Lisa: The African American soul and spirit are unique in that we are a village. We are threads woven into a colorful tapestry. Although I’ve never met my ancestors from Ghana or Nigeria, I very much feel their energy. Our souls are woven together. We are a colorful tapestry in many different ways, and spirituality is simply one.

African Americans share a common ground that we never even have to mention. Just by the sake of our culture, we get what our journey must have been. We know that we dance. We dance the dance of resiliency and the dance of celebration. We dance the dance of frustration and the dance of anger, the dance of sadness and the dance of joy.

That common ground is not in what we say. It is in who we be as individuals, in who we be collectively. I know that’s not the grammar one would use, but I have to say it in this way, because as an African American my essence speaks louder than my words.

Ray: And that essence informs the spirituality, doesn’t it, Lisa?

Lisa: That essence informs African American spirituality in the way in which we are rooted in possibility.
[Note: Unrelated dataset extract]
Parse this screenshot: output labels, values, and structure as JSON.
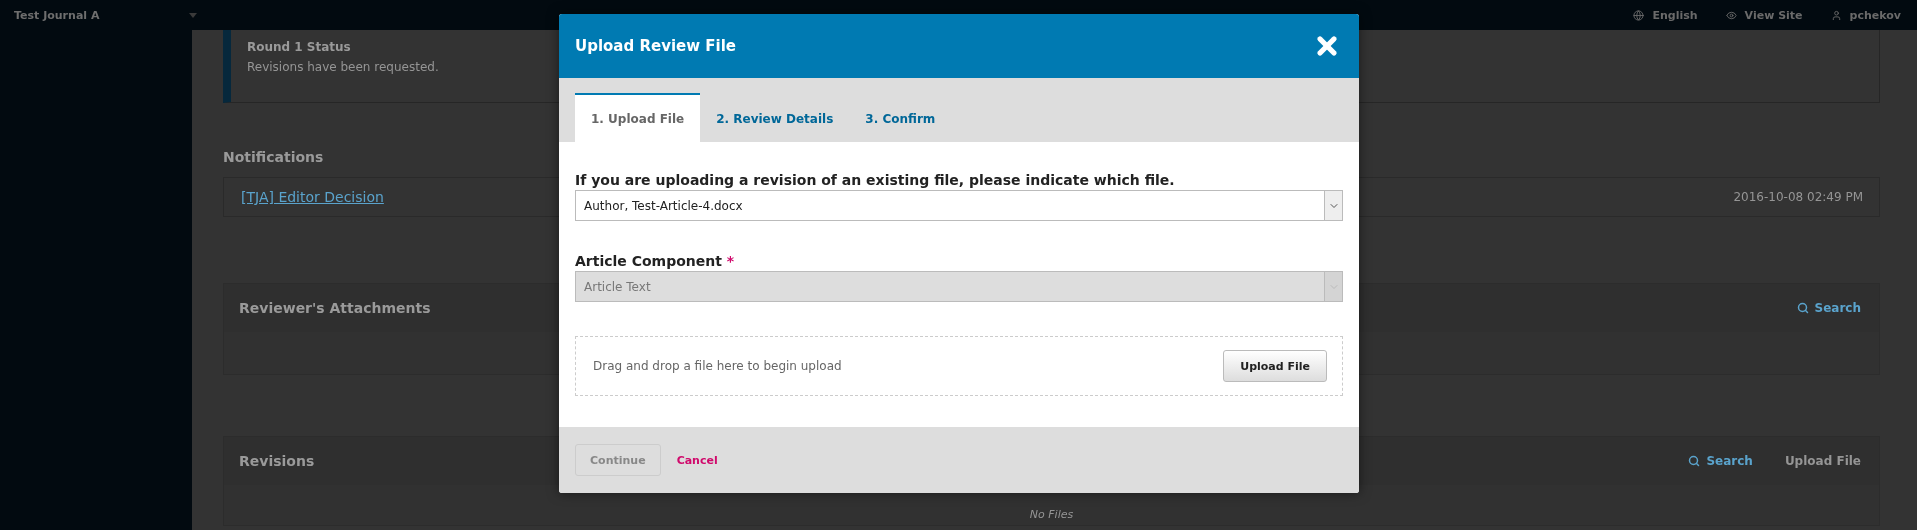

Ray, people like you and me come from a space where everything that was our birthright was taken away from us.

We have begun to express a freedom in how we choose to be with God. Whether we call our god Allah or God or Jehovah, we have gotten to a place where we have given ourselves spiritual freedom like we experience physical freedom.

As African Americans, we largely come from a base of old Baptist teaching, whether we know it in our generation or someone else’s generation. Now, we really are freeing ourselves up to worship and to be with God the way each one of us chooses as an individual to be with God. We are trying on the spirituality that fits best for us as individuals.

I think that kind of spirituality is wonderful and very diverse. You can have a stadium filled with 10,000 African Americans, and inside that you have hundreds of different choices of worship, forms of spirituality, ways we honor our God, and names we call our God. We choose to acknowledge our differences, because we understand that God lives in each one of us.

We embrace how we have been with God as a culture, even while now choosing to live with God as individuals.